Each of these coefficients would be entered into the following formula to yield a general health utility:

$$U=1.06(Sensation*Mobility*Emotion*Cognition*Self-Care*Pain*Fertility)-0.06$$

=== HUI-3 ===
For single attribute utility scores in HUI-3, a table published on the Health Utilities Inc. website provides the corresponding health utility score. For multi-attribute utility functions, a separate table is used that accounts for an overall health utility based on each of the eight attributes in HUI-3. The following table provides the associated coefficients used in the health utility formula:

Multi-attribute coefficients for each attribute level
| Health state level | Vision | Hearing | Speech | Ambulation | Dexterity | Emotion | Cognition | Pain |
|---|---|---|---|---|---|---|---|---|
| 1 | 1.00 | 1.00 | 1.00 | 1.00 | 1.00 | 1.00 | 1.00 | 1.00 |
| 2 | 0.98 | 0.95 | 0.94 | 0.93 | 0.95 | 0.95 | 0.92 | 0.96 |
| 3 | 0.89 | 0.89 | 0.89 | 0.86 | 0.88 | 0.85 | 0.95 | 0.90 |
| 4 | 0.84 | 0.80 | 0.81 | 0.73 | 0.76 | 0.64 | 0.83 | 0.77 |
| 5 | 0.75 | 0.74 | 0.68 | 0.65 | 0.65 | 0.46 | 0.60 | 0.55 |
| 6 | 0.61 | 0.61 |  | 0.58 | 0.56 |  | 0.42 |  |

For each health state, the attribute level selected in the response is entered into the following health utility formula:

$$U = 1.371 (Vision*Hearing*Speech*Ambulation*Dexterity*Emotion*Cognition*Pain)-0.371$$

=== Example ===
A health state for a respondent of the following:

|  | Vision | Hearing | Speech | Ambulation | Dexterity | Emotion | Cognition | Pain |
|---|---|---|---|---|---|---|---|---|
| Level | 1 | 2 | 2 | 3 | 2 | 3 | 2 | 4 |

The corresponding coefficients associated with each attribute and level are entered into the above formula as:

$$U = 1.371 (1 \times 0.95 \times 0.94 \times 0.86 \times 0.95 \times 0.85 \times 0.92 \times 0.77) - 0.371$$

The results of the calculation yields an overall health utility of 0.231. This value indicates the respondents overall health status on a standardized scale which can be compared to other utilities.

== Current use ==
Since its development, HUI classification systems have been used extensively in clinical studies. HUI-2 and HUI-3 are used to elicit health status score from respondents which are converted to health utility scores. Health utility scores are then used in clinical trials to assess quality-adjusted life years as a result of clinical interventions. HUI has been studied in disease states across the health spectrum including cancer, stroke, and mental health. Examples of treatments include comparisons between two or more pharmaceuticals, medical devices, and other medical technologies.
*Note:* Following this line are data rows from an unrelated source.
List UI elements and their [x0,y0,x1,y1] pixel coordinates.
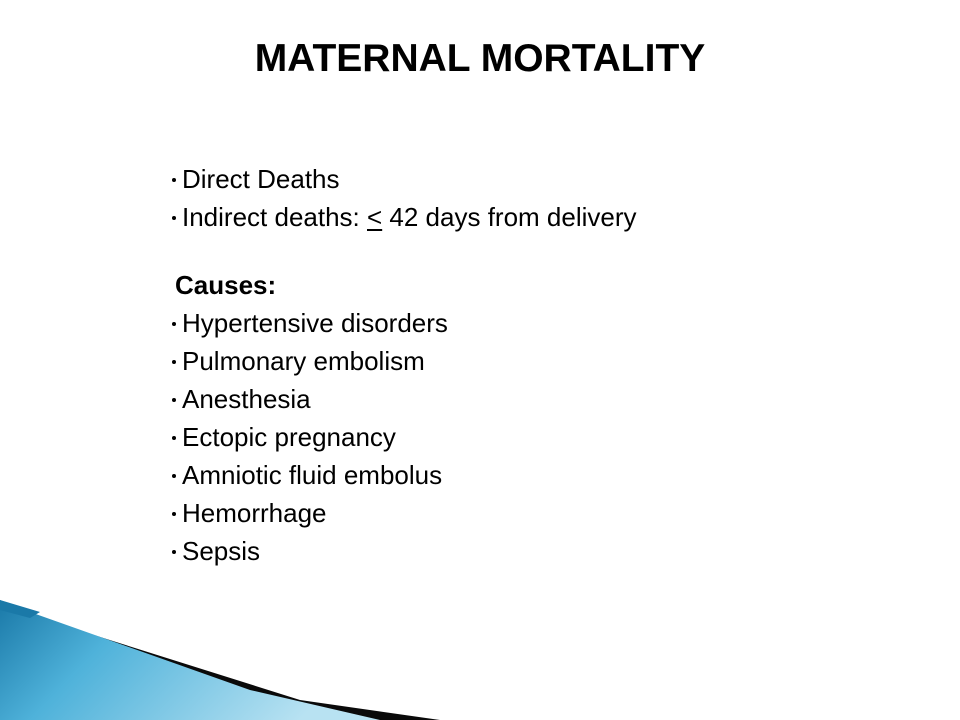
list-item [172,198,637,236]
list-item [172,494,448,532]
bullet-icon [172,436,176,440]
list-item [172,532,448,570]
bullet-icon [172,216,176,220]
list-item [172,418,448,456]
list-item [172,342,448,380]
bullet-icon [172,178,176,182]
cause-text: Pulmonary embolism [182,346,425,376]
cause-text: Amniotic fluid embolus [182,460,443,490]
bullet-icon [172,398,176,402]
ribbon-blue [0,600,380,720]
list-item [172,160,637,198]
less-equal-symbol: < [367,202,383,232]
bullet-icon [172,322,176,326]
causes-list [172,304,448,570]
deaths-list [172,160,637,236]
list-item [172,304,448,342]
bullet-icon [172,512,176,516]
indirect-deaths-text [172,202,637,232]
direct-deaths-text: Direct Deaths [182,164,340,194]
list-item [172,380,448,418]
causes-heading: Causes: [175,270,277,300]
slide-title: MATERNAL MORTALITY [254,37,706,80]
bullet-icon [172,360,176,364]
indirect-suffix: 42 days from delivery [382,202,637,232]
cause-text: Ectopic pregnancy [182,422,396,452]
cause-text: Hemorrhage [182,498,327,528]
bullet-icon [172,550,176,554]
cause-text: Anesthesia [182,384,311,414]
list-item [172,456,448,494]
bullet-icon [172,474,176,478]
cause-text: Sepsis [182,536,261,566]
indirect-prefix: Indirect deaths: [182,202,367,232]
cause-text: Hypertensive disorders [182,308,448,338]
Quality-adjusted life years are calculated by multiplying the number of life years gained by the health utility. The adjustment accounts for the changes in health-related quality of life for a given health state as a result of treatment. Common applications include cost-effectiveness analysis and comparative-effectiveness analysis which are types of economic analysis. These types of analyses are used to inform decisions about the amount of value a particular treatment provides relative to other treatments at a population level of health.

To date, HUI classification systems have focused on evaluating population health to make macro-level decisions about health care utilization; however, its use to identify health status of individuals for use in a clinical setting is being considered.
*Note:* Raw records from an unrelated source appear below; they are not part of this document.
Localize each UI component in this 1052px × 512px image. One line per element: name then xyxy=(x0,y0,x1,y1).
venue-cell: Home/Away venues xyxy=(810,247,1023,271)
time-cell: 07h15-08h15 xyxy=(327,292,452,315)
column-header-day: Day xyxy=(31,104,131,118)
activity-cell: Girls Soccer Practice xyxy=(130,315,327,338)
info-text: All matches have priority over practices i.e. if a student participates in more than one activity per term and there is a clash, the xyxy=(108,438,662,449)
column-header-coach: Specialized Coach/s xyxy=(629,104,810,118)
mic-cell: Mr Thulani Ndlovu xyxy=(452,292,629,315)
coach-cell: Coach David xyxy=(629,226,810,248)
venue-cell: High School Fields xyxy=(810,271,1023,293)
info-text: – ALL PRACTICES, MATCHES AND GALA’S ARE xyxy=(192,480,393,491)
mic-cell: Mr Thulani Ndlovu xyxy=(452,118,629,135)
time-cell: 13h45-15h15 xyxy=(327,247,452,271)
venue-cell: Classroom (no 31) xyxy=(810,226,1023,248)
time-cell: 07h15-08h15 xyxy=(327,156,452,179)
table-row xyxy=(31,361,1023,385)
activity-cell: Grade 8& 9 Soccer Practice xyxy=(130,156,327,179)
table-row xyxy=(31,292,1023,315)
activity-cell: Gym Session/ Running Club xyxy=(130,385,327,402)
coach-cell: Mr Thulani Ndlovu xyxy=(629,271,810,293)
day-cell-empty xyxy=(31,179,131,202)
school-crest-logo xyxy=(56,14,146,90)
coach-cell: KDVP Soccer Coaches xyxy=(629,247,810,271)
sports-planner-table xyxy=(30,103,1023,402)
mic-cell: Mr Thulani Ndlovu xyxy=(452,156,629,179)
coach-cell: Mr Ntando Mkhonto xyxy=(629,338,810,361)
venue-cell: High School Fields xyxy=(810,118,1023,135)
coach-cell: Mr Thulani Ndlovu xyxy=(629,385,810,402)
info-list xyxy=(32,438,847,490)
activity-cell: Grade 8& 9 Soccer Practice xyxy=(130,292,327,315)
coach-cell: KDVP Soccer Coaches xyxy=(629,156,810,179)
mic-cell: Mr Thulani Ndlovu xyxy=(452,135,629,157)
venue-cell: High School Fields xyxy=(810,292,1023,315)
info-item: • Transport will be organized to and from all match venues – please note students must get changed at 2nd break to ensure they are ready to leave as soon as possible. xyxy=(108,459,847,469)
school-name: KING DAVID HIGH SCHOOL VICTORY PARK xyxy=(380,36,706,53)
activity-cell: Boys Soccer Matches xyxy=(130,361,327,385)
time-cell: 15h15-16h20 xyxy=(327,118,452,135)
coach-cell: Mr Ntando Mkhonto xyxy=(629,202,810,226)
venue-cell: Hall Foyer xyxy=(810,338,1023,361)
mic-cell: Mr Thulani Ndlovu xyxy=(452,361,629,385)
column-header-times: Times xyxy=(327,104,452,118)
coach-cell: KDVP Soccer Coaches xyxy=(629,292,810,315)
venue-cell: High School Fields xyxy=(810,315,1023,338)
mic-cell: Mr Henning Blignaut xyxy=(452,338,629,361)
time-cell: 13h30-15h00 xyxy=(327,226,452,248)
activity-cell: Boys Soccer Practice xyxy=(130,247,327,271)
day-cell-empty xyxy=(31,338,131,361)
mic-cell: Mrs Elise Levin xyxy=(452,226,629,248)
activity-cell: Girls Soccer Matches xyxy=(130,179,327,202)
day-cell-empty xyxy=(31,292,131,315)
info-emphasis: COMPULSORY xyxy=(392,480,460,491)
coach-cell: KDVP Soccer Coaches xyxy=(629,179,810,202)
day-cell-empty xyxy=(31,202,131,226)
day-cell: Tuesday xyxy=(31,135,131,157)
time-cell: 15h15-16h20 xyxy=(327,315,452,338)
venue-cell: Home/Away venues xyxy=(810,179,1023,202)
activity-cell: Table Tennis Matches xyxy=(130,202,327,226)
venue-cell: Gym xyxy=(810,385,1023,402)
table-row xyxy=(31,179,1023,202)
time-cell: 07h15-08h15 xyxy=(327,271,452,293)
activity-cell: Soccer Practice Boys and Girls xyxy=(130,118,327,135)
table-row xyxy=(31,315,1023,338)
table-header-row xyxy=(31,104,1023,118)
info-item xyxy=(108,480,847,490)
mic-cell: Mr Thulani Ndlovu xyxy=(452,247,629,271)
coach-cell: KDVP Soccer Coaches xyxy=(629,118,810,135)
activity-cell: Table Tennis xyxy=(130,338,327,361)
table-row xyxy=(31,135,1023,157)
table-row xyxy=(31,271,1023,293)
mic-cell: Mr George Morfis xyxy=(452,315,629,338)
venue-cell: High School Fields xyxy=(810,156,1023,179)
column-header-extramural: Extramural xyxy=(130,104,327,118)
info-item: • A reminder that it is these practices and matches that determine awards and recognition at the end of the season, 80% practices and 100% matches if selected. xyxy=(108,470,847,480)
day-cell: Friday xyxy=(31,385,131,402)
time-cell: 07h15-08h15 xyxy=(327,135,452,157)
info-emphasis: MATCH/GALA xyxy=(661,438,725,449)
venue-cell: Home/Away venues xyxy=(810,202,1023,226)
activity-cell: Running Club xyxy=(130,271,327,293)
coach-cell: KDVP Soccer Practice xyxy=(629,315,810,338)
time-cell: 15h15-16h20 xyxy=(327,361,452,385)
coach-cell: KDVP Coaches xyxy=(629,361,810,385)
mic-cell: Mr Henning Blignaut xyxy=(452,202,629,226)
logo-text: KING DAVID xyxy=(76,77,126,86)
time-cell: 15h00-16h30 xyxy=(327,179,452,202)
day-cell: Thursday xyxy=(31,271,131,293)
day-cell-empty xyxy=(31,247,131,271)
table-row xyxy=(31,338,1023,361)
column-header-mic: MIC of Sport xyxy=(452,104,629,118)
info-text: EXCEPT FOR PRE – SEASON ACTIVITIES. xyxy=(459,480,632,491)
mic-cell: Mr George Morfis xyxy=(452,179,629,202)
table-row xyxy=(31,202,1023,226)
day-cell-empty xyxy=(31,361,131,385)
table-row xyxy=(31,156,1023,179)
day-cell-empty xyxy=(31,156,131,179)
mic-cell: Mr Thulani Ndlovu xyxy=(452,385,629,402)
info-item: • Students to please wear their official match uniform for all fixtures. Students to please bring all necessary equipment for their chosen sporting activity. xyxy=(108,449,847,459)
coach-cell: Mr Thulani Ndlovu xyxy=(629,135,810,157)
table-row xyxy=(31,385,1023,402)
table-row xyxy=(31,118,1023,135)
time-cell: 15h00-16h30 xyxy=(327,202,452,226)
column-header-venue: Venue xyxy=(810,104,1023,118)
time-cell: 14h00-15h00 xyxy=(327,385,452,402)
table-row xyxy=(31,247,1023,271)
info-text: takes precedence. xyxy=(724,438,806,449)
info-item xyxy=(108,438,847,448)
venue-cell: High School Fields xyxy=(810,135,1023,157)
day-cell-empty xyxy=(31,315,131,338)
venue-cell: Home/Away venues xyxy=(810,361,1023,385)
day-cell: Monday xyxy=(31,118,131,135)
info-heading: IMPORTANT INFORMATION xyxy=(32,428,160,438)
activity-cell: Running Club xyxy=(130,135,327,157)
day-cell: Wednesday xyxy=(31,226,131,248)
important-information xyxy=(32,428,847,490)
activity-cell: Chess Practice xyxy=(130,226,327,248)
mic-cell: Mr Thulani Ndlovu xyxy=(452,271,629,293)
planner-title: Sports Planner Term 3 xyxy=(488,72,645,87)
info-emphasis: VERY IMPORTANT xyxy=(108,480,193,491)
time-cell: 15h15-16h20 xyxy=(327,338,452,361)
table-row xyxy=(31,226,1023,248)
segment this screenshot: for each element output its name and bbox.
== Validity and reliability ==
Since its introduction in 1991, HUI questionnaires and classification systems have been translated into 35 different languages and have been used by 300 investigators across 20 different countries around the world. Research has demonstrated that HUI provides comparable measures of general health status to the SF-36 and EQ-5D, other well established questionnaires used in this field.